Last week, Oak Park Elementary School District 97 administrators unveiled their Return to School Plan — a 40-page document that is the district’s most detailed breakdown yet of how they’ll handle a switch from full-time remote learning to a hybrid model allowing students to go back to in-person learning on a limited basis.  

And while Oak Park and River Forest High School District 200 is still about a month away from unveiling its hybrid plan, D200 Superintendent Joylynn Pruitt-Adams launched a weekly Monday Memo last week, designed to keep families apprised of the district’s second-semester planning progress. 

Earlier this month, elementary school administrators announced that they plan on moving to a hybrid learning model by Nov. 30, which is the start of the second trimester. The decision came as many parents in the district expressed dissatisfaction with what they felt was the district’s unresponsiveness and lack of a clear plan for moving away from full remote, although some other parents have praised the administration’s pandemic response. 

Last Friday, D97 released its Return to School Plan, which offers a glimpse into what a limited return to classrooms might look like. 

According to the plan, all families in the district will be able to choose between continuing full-time remote learning and transitioning to the hybrid learning model, which involves students attending schools onsite twice a week between Monday and Thursday. 

Students will be assigned to two groups to reduce density on campuses. 

Group A will be onsite on Monday and Tuesday, while Group B will be onsite Wednesday and Thursday. The two groups will alternate onsite learning on Fridays, with one attending one week and the other attending the next.
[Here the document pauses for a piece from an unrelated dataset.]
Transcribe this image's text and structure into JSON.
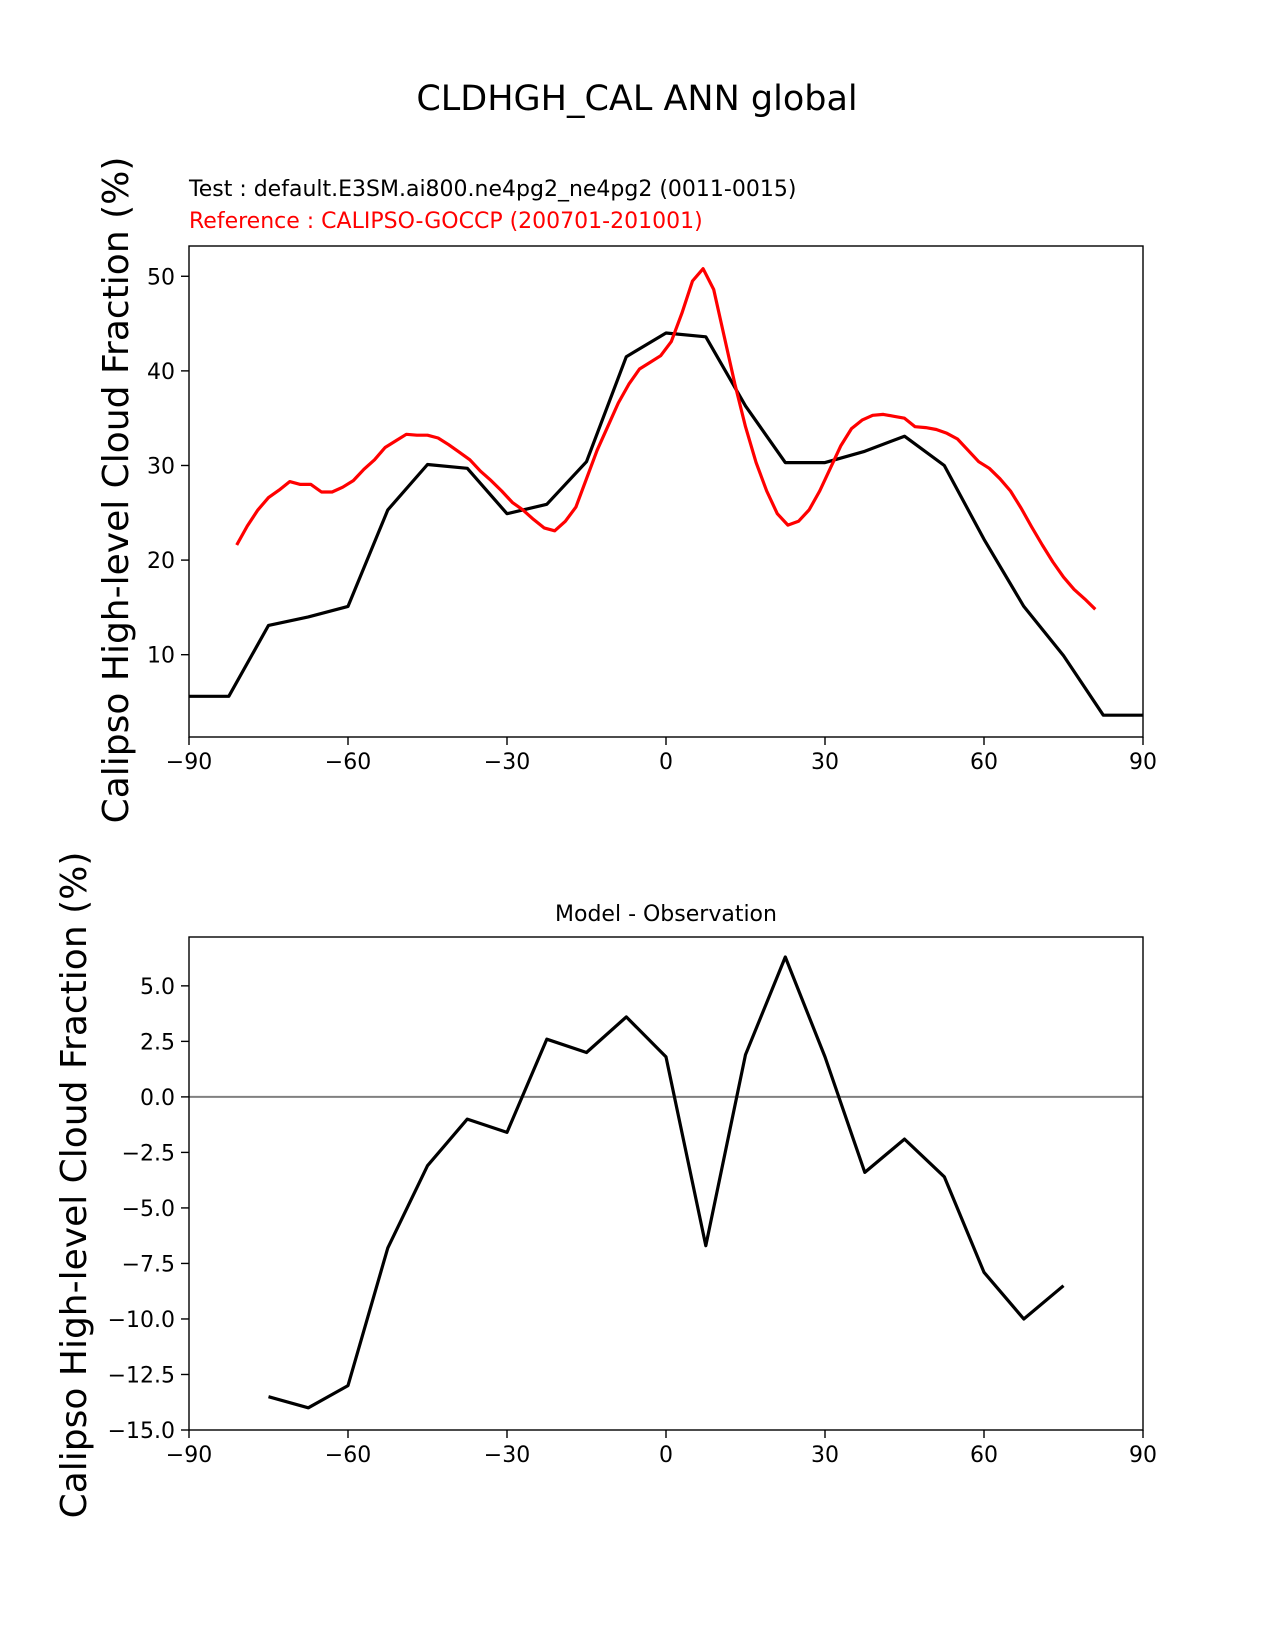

When students are not onsite, they’ll receive remote instruction. 

Elementary students, attending classes in person will be in the buildings from 8 to 11:30 a.m., finishing their instruction remotely from 1 to 3 p.m. 

Middle school students will be onsite from 9 a.m. until 12:30 p.m., finishing their days remotely from 2 to 3:30 p.m. 

District administrators explained in the plan that they can’t guarantee families that students will keep their current teachers, class assignments and home schools once hybrid learning begins — regardless of whether the students continue with remote learning or switch to the hybrid model.

“District 97 will do its best to ensure that students have the same teacher(s) from their home school from the beginning of the 2020-21 school year, but as various circumstances and scenarios arise (including, but not limited to an analysis of the number of students who are opted into each model), it must be noted that it is possible that students will not have the same teacher or, in some cases, be assigned to the same school,” administrators stated in a condensed version of the plan available on the district’s website. 

Community members can read the plan online at op97.org. 

 

OPRF plans for 2nd
semester hybrid

Earlier this month, D200 Superintendent Joylynn Pruitt-Adams launched her weekly Monday Memo to provide community members and Oak Park and River Forest High School students, staff, teachers and families with updates on the district’s planning for the 2020-21 school year. 

Pruitt-Adams said that district’s steering committee has been meeting weekly “to create a hybrid plan that we hope to be able to implement sometime during second semester, so that students who wish to do so would be able to opt in to some level of onsite learning.” 

The superintendent said that administrators will present a draft of the plan to the D200 school board at their meeting on Nov. 19, with a final plan scheduled for board approval on Dec. 3. 

Pruitt-Adams said the steering committee is looking into implementing saliva testing for students once they return onsite. At a meeting in September, the committee heard a presentation from a scientist working with a school district in LaGrange on implementing saliva testing, she said. 

“The surveillance testing does not diagnose cases of COVID-19, but it is an effective way to identify who may be infectious even if they have no symptoms,” Pruitt-Adams stated.